Now, when we compare two identifiers with this scheme, we’re just comparing the underlying strings. The problem is that the scoping rules for most languages allow shadowing.

Take this example:

let x = 2;
let y = 34;
{
  let x = 3;
  // 3
  console.log(x);
}

In the inner scope, we shadow the outer variable, with a new one. The x we’re referring to inside of that block is different from the x outside of the block. But, since both identifiers have the same string as a name, they would be equal under our current scheme.

Now, the approach I’ve used many times, but am slowly moving away from, is to use a data structure that reflects this scoping structure. Instead of having a simple table of identifiers to properties, you instead have a stack of tables, one for each scope. When you enter a new scope, you create a new table, and you pop it off when you exit that scope.

With this approach, you can keep track of different variables in a way that respects shadowing. Whenever you enter a new scope, you have a new table, and variables defined in this scope shadow all of the tables beneath it.

If you want to do some kind of substitution, like replacing a variable with some value, then you need to use a data structure like this, in order to keep track of new variables that might be shadowing the substitution you want to do.

For example, if you want to replace x with 42 in the following snippet:

let y = x * x;
{
  let x = 3;
  y += x;
}

Then you don’t want to replace the x defined in the inner block with 42, so you need to use some kind of scoped data structure as you work out your substitution.

Unique Names

A better approach that I’ve been warming up to recently is to instead isolate all of this scoping logic into a single pass of the compiler. This pass is usually present in some form, and serves to make sure that variables aren’t used before being defined, and functions that don’t exist aren’t called, and other things like that.
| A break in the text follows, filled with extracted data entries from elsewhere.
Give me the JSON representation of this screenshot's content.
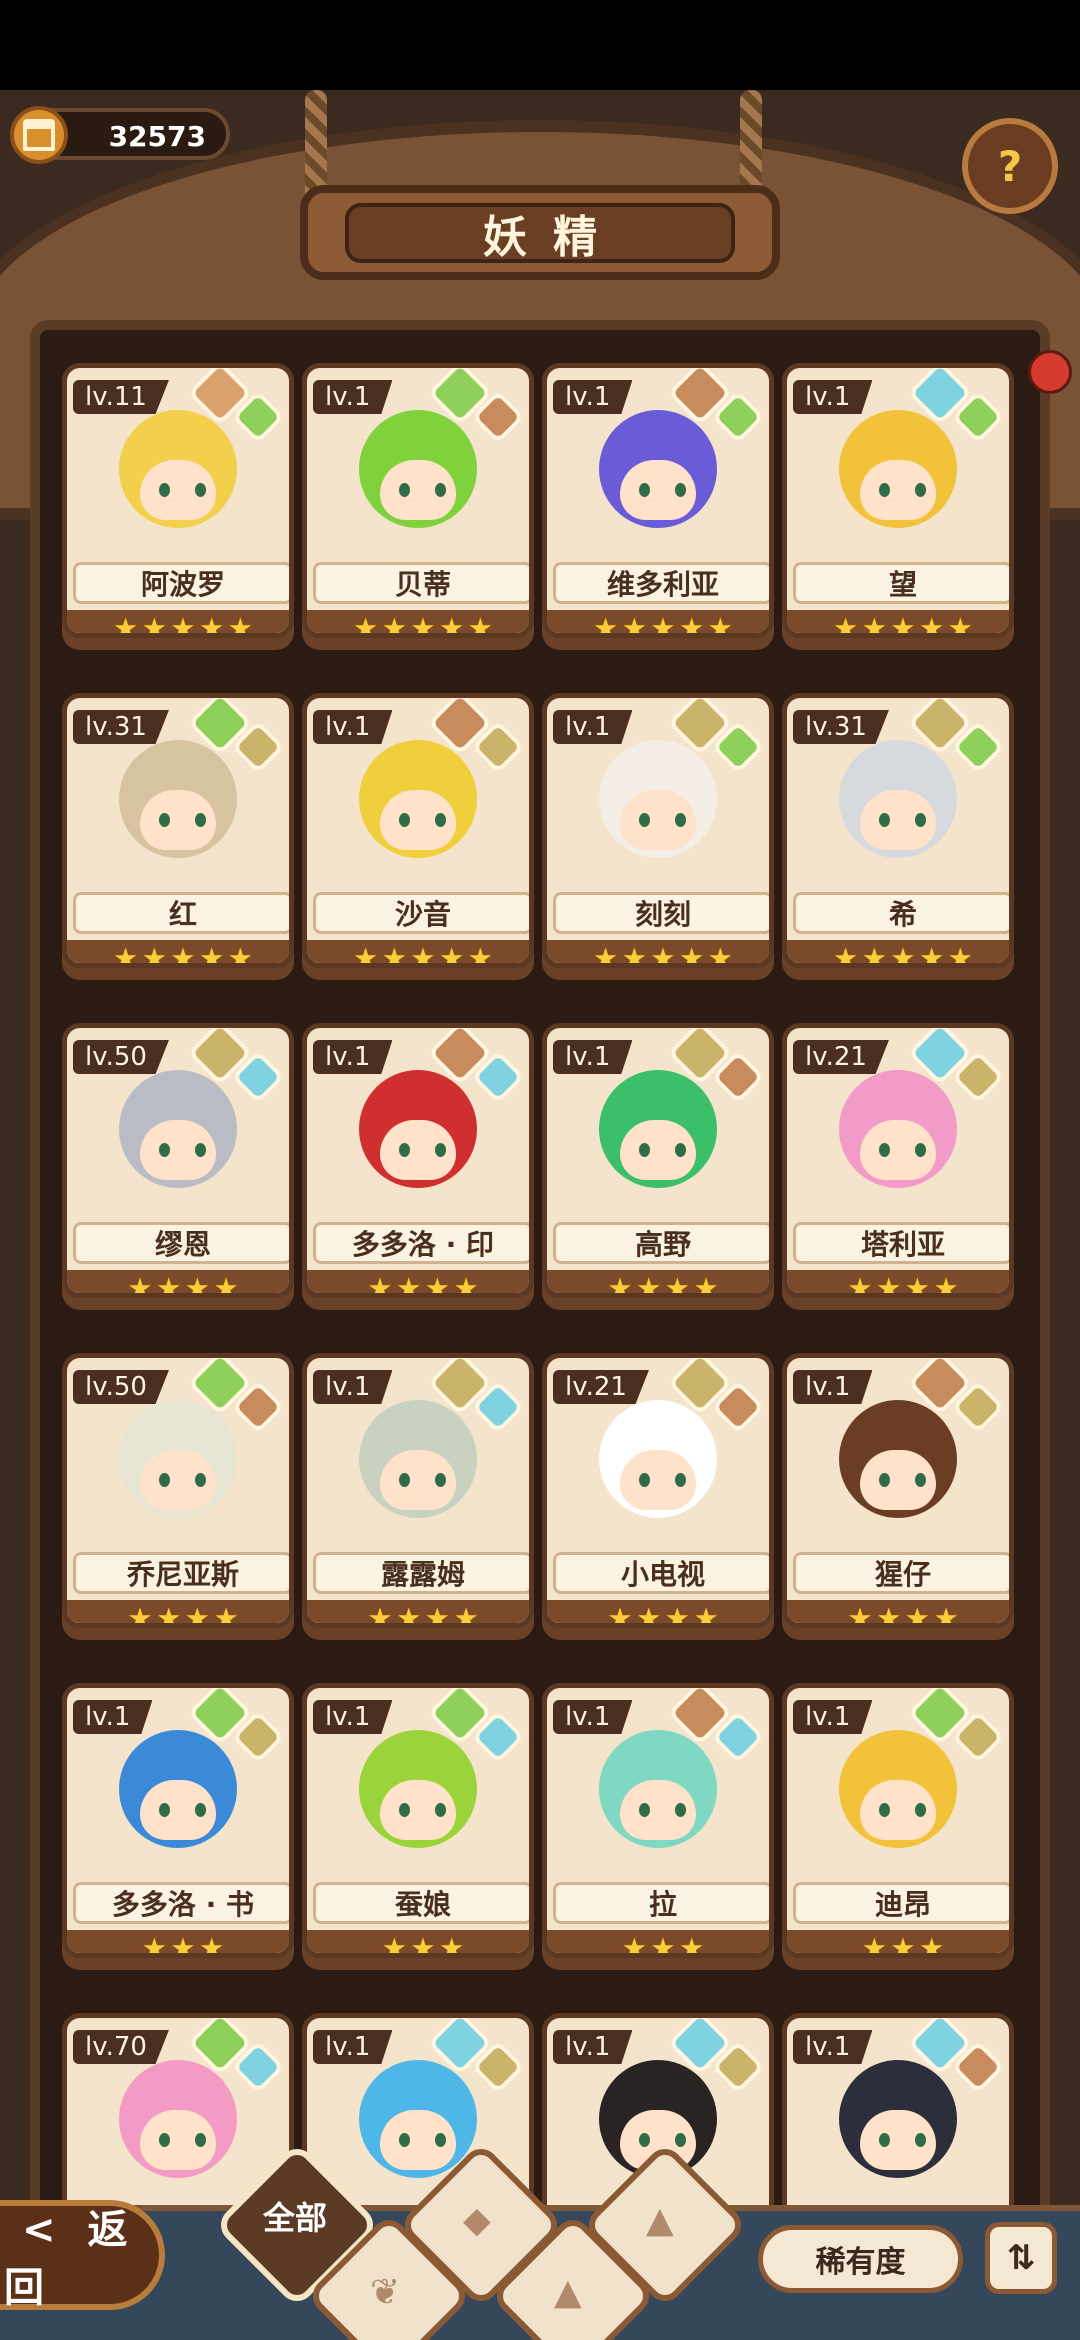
{
  "header": {
    "coins": "32573",
    "title": "妖精",
    "help_glyph": "?"
  },
  "fairies": [
    {
      "level": "lv.11",
      "name": "阿波罗",
      "stars": "★★★★★",
      "hair": "#f2d04b",
      "elements": [
        "#d9a26d",
        "#8fd05a"
      ]
    },
    {
      "level": "lv.1",
      "name": "贝蒂",
      "stars": "★★★★★",
      "hair": "#7fd23c",
      "elements": [
        "#8fd05a",
        "#c88b5c"
      ]
    },
    {
      "level": "lv.1",
      "name": "维多利亚",
      "stars": "★★★★★",
      "hair": "#6a5bd6",
      "elements": [
        "#c88b5c",
        "#8fd05a"
      ]
    },
    {
      "level": "lv.1",
      "name": "望",
      "stars": "★★★★★",
      "hair": "#f2c33a",
      "elements": [
        "#7fd3e0",
        "#8fd05a"
      ]
    },
    {
      "level": "lv.31",
      "name": "红",
      "stars": "★★★★★",
      "hair": "#d8c3a0",
      "elements": [
        "#8fd05a",
        "#c9b46a"
      ]
    },
    {
      "level": "lv.1",
      "name": "沙音",
      "stars": "★★★★★",
      "hair": "#f0cf3c",
      "elements": [
        "#c88b5c",
        "#c9b46a"
      ]
    },
    {
      "level": "lv.1",
      "name": "刻刻",
      "stars": "★★★★★",
      "hair": "#f5eee6",
      "elements": [
        "#c9b46a",
        "#8fd05a"
      ]
    },
    {
      "level": "lv.31",
      "name": "希",
      "stars": "★★★★★",
      "hair": "#d6d9de",
      "elements": [
        "#c9b46a",
        "#8fd05a"
      ]
    },
    {
      "level": "lv.50",
      "name": "缪恩",
      "stars": "★★★★",
      "hair": "#b9bcc4",
      "elements": [
        "#c9b46a",
        "#7fd3e0"
      ]
    },
    {
      "level": "lv.1",
      "name": "多多洛 · 印",
      "stars": "★★★★",
      "hair": "#d02f2f",
      "elements": [
        "#c88b5c",
        "#7fd3e0"
      ]
    },
    {
      "level": "lv.1",
      "name": "高野",
      "stars": "★★★★",
      "hair": "#3bbf6a",
      "elements": [
        "#c9b46a",
        "#c88b5c"
      ]
    },
    {
      "level": "lv.21",
      "name": "塔利亚",
      "stars": "★★★★",
      "hair": "#f29ac8",
      "elements": [
        "#7fd3e0",
        "#c9b46a"
      ]
    },
    {
      "level": "lv.50",
      "name": "乔尼亚斯",
      "stars": "★★★★",
      "hair": "#e6e6d2",
      "elements": [
        "#8fd05a",
        "#c88b5c"
      ]
    },
    {
      "level": "lv.1",
      "name": "露露姆",
      "stars": "★★★★",
      "hair": "#c9d2c0",
      "elements": [
        "#c9b46a",
        "#7fd3e0"
      ]
    },
    {
      "level": "lv.21",
      "name": "小电视",
      "stars": "★★★★",
      "hair": "#ffffff",
      "elements": [
        "#c9b46a",
        "#c88b5c"
      ]
    },
    {
      "level": "lv.1",
      "name": "猩仔",
      "stars": "★★★★",
      "hair": "#6b3d25",
      "elements": [
        "#c88b5c",
        "#c9b46a"
      ]
    },
    {
      "level": "lv.1",
      "name": "多多洛 · 书",
      "stars": "★★★",
      "hair": "#3b8ad8",
      "elements": [
        "#8fd05a",
        "#c9b46a"
      ]
    },
    {
      "level": "lv.1",
      "name": "蚕娘",
      "stars": "★★★",
      "hair": "#9bd43a",
      "elements": [
        "#8fd05a",
        "#7fd3e0"
      ]
    },
    {
      "level": "lv.1",
      "name": "拉",
      "stars": "★★★",
      "hair": "#7fd8c2",
      "elements": [
        "#c88b5c",
        "#7fd3e0"
      ]
    },
    {
      "level": "lv.1",
      "name": "迪昂",
      "stars": "★★★",
      "hair": "#f2c33a",
      "elements": [
        "#8fd05a",
        "#c9b46a"
      ]
    },
    {
      "level": "lv.70",
      "name": "",
      "stars": "",
      "hair": "#f39bc4",
      "elements": [
        "#8fd05a",
        "#7fd3e0"
      ]
    },
    {
      "level": "lv.1",
      "name": "",
      "stars": "",
      "hair": "#4fb7e8",
      "elements": [
        "#7fd3e0",
        "#c9b46a"
      ]
    },
    {
      "level": "lv.1",
      "name": "",
      "stars": "",
      "hair": "#2a2323",
      "elements": [
        "#7fd3e0",
        "#c9b46a"
      ]
    },
    {
      "level": "lv.1",
      "name": "",
      "stars": "",
      "hair": "#2c2f3b",
      "elements": [
        "#7fd3e0",
        "#c88b5c"
      ]
    }
  ],
  "bottom": {
    "back_label": "返回",
    "back_glyph": "<",
    "filter_all_label": "全部",
    "rarity_label": "稀有度",
    "sort_glyph": "⇅"
  }
}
The idea is to use this pass to assign a unique identifier for every logical variable.

So, if I have a case of shadowing:

let x = 3;
let y = x * x;
{
  let x = 4;
  y += x;
}

Then I’d have a different identifier for the second x, since it represents a different variable:

let $0 = 3;
let $1 = $0 * $0;
{
  let $2 = 4;
  $1 += $2;
}

One immediate advantage of this approach is that if two identifiers are equal, then they refer to the exact same variable.

This also makes substitution much simpler. Instead of needing to worry about scoping, I now have a flat table of variables, and can simply replace every occurrence of some identifier with the value, because I know that shadowing never happens.

Since each variable has a unique identifier, you can also now have a nice global table of variable properties, like their type and initial value, if you’d like, without worrying about needing a scoped data structure for shadowing reasons.

You can also extend this scheme to functions, as well. You can even work out module resolution and other things like that at this stage, and then work with simple flat identifiers from that point on.

Conclusion

In brief, my current approach is to never have strings present in the AST at all. Instead, you start with interned strings, using a unique tag for each string in the source code. Then, you want to do some kind of name analysis pass somewhat early, in which you assign to each logically different object (variables, functions, etc.) a unique identifier, making subsequent work with these objects much simpler.

I think this approach is quite elegant, and I kind of wish I’d settled on it a lot sooner.